Я улыбнулся – не из-за суеверия собеседника, а оценив, насколько неумело он попытался замаскировать свой интерес, спрашивая. Он надеялся, что связь, которая установилась между нами после его рассказа о Рагнаре, вынудит меня поведать ему мою историю.
– Так, может, именно поэтому, – продолжил он, подобравшись вплотную к волнующему его вопросу, – твои соотечественники и собирались тебя повесить? Я слыхал, что христиане убивают вёльв ни за что ни про что. У тебя поэтому волосы опалены?
Я предпочел сохранить тайну.
– Не думал, что моя история настолько тебя заинтересует, – ответил я.
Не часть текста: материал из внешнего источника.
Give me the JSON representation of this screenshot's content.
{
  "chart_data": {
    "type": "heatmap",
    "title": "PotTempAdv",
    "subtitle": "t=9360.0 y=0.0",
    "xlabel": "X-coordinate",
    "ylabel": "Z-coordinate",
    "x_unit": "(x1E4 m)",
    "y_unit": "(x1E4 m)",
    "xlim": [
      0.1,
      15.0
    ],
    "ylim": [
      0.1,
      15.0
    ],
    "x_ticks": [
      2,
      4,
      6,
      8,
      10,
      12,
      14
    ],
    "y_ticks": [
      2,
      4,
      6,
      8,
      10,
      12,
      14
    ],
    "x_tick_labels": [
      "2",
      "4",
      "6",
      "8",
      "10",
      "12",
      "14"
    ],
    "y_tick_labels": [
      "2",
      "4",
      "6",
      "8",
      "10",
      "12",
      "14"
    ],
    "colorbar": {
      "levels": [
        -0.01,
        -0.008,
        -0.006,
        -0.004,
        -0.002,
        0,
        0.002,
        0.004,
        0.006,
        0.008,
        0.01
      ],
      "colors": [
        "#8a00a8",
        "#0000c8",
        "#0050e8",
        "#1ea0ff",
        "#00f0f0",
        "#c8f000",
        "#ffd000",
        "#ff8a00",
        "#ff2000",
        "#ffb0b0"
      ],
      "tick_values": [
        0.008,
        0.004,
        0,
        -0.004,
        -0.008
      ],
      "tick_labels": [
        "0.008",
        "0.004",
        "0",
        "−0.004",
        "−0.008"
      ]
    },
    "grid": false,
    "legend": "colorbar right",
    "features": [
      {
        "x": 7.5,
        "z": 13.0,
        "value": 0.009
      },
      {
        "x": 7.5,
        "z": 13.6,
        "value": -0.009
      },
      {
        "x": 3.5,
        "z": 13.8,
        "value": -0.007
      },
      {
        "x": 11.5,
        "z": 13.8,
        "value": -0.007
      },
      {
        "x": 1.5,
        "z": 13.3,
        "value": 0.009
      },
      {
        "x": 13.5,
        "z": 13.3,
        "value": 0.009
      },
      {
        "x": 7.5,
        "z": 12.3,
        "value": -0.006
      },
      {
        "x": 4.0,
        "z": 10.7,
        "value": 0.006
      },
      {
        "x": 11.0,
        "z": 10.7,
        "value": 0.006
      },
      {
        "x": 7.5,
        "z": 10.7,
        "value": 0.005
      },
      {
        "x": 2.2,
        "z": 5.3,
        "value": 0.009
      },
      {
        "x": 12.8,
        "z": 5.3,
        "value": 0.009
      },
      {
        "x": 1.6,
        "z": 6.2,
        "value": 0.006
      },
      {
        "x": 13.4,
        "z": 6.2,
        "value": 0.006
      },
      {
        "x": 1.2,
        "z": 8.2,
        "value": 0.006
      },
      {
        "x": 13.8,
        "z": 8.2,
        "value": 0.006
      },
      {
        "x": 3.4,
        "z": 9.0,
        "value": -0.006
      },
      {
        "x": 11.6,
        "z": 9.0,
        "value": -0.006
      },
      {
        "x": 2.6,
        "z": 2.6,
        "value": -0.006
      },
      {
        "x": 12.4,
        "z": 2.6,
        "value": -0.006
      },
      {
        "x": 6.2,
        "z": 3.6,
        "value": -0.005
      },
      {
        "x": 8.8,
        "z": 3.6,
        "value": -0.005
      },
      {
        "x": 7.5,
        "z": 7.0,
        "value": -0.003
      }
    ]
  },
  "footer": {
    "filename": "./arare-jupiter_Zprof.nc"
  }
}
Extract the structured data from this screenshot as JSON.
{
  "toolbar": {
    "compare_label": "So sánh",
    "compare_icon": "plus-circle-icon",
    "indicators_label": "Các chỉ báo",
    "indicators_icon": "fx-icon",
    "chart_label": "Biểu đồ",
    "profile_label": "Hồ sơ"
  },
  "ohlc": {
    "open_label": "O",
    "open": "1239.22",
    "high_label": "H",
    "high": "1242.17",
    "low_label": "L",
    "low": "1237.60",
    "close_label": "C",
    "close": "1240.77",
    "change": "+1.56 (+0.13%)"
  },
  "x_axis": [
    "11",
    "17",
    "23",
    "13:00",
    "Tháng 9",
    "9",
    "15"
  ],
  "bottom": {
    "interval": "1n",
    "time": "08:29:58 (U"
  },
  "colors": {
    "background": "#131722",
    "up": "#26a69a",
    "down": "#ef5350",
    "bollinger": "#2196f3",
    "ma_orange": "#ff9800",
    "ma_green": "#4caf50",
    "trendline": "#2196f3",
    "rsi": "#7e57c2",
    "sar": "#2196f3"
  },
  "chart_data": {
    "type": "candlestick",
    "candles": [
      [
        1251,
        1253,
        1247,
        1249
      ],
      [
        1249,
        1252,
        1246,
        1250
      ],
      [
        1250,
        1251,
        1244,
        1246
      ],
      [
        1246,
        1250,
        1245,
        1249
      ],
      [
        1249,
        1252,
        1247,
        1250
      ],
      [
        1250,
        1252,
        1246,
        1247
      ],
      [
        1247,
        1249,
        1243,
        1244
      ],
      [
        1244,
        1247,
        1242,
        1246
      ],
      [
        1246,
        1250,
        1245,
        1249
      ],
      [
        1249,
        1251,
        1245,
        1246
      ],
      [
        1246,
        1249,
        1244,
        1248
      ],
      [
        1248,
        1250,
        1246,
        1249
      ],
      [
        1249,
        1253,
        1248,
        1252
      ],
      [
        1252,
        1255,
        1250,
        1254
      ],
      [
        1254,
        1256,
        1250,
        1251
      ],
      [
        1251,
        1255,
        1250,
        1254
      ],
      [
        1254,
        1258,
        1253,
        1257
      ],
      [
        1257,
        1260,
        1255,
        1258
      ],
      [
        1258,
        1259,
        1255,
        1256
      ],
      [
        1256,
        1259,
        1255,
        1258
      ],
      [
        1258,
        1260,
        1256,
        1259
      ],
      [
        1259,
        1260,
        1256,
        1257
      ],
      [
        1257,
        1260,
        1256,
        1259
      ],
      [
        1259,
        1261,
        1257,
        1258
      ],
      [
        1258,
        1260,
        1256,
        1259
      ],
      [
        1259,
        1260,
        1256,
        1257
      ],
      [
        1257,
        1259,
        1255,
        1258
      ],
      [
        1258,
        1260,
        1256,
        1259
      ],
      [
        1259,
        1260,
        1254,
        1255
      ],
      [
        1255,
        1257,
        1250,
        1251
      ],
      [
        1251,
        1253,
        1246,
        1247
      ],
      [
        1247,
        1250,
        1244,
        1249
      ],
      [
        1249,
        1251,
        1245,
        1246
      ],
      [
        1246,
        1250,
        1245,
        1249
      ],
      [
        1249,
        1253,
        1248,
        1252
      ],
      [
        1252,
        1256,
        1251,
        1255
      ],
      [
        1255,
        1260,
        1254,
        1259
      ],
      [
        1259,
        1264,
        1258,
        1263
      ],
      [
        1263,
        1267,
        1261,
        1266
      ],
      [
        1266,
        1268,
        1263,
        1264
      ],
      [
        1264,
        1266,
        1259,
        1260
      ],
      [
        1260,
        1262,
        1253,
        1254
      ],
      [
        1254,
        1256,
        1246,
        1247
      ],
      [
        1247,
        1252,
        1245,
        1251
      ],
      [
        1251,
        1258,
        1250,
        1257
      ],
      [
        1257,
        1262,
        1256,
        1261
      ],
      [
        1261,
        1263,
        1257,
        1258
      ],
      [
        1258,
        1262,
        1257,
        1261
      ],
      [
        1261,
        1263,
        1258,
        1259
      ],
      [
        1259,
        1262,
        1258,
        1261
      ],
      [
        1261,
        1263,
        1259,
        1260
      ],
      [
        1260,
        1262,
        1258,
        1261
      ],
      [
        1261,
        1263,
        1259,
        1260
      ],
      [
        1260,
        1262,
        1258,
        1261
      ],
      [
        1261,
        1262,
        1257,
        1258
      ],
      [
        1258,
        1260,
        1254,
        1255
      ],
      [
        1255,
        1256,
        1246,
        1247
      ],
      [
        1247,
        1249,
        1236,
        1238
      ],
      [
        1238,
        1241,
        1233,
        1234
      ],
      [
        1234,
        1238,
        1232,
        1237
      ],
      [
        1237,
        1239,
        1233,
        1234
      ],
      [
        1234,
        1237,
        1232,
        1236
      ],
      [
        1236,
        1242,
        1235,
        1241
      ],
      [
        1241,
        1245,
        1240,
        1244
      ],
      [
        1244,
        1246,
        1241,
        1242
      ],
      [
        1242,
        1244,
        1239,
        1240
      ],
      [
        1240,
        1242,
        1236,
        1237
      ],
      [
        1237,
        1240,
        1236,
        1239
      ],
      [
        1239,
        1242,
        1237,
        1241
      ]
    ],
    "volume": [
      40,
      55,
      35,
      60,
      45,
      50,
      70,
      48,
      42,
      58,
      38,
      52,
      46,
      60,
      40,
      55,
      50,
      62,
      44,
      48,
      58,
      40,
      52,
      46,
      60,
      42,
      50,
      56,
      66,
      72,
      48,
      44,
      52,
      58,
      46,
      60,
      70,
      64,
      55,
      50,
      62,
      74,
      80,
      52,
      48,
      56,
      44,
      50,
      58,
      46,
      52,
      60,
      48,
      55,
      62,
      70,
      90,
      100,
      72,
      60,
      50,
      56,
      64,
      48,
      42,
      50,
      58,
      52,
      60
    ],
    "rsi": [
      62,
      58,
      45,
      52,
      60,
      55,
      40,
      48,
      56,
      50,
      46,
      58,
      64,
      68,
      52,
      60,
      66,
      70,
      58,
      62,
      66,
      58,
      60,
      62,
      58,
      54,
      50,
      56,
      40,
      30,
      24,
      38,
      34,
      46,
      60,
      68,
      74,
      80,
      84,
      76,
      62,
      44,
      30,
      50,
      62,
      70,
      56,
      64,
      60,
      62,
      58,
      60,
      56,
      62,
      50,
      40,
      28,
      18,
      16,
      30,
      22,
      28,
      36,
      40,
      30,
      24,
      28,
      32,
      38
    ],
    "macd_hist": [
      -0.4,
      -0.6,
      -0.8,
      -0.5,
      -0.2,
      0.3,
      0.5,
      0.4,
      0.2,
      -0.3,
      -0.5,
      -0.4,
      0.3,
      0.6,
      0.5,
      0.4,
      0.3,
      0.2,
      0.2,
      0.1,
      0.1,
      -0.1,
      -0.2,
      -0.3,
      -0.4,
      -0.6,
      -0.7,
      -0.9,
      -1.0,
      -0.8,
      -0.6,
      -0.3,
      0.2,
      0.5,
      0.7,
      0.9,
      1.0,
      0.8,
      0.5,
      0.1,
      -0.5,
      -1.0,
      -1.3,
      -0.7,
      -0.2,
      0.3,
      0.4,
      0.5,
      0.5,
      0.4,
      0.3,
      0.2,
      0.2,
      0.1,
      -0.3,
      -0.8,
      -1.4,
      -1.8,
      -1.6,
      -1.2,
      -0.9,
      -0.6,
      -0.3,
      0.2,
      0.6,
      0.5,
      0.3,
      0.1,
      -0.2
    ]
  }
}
Хастейн узнал в моем ответе собственные слова. Он улыбнулся и дотронулся до меча, который лежал рядом со стенкой шатра позади кровати.
– Если я буду знать о тебе лишь то, что ты хитрец и ценишь свободу, у меня не будет причин тебе доверять. А если я не буду тебе доверять, тебе придется остаться связанным, пока Бьёрн Железнобокий не удостоверится, что ты не сбежишь.
Хастейн тронул кончиком меча веревку, которая за минувший день глубоко впилась в мои запястья, так что руки стали красно-синими. Выбор был за мной. Он спокойно ждал моего решения.
– У тебя нет причин мне доверять, – сказал я, не кривя душой.
На мгновение Хастейн взглянул мне в глаза, прежде чем меч скользнул обратно в ножны.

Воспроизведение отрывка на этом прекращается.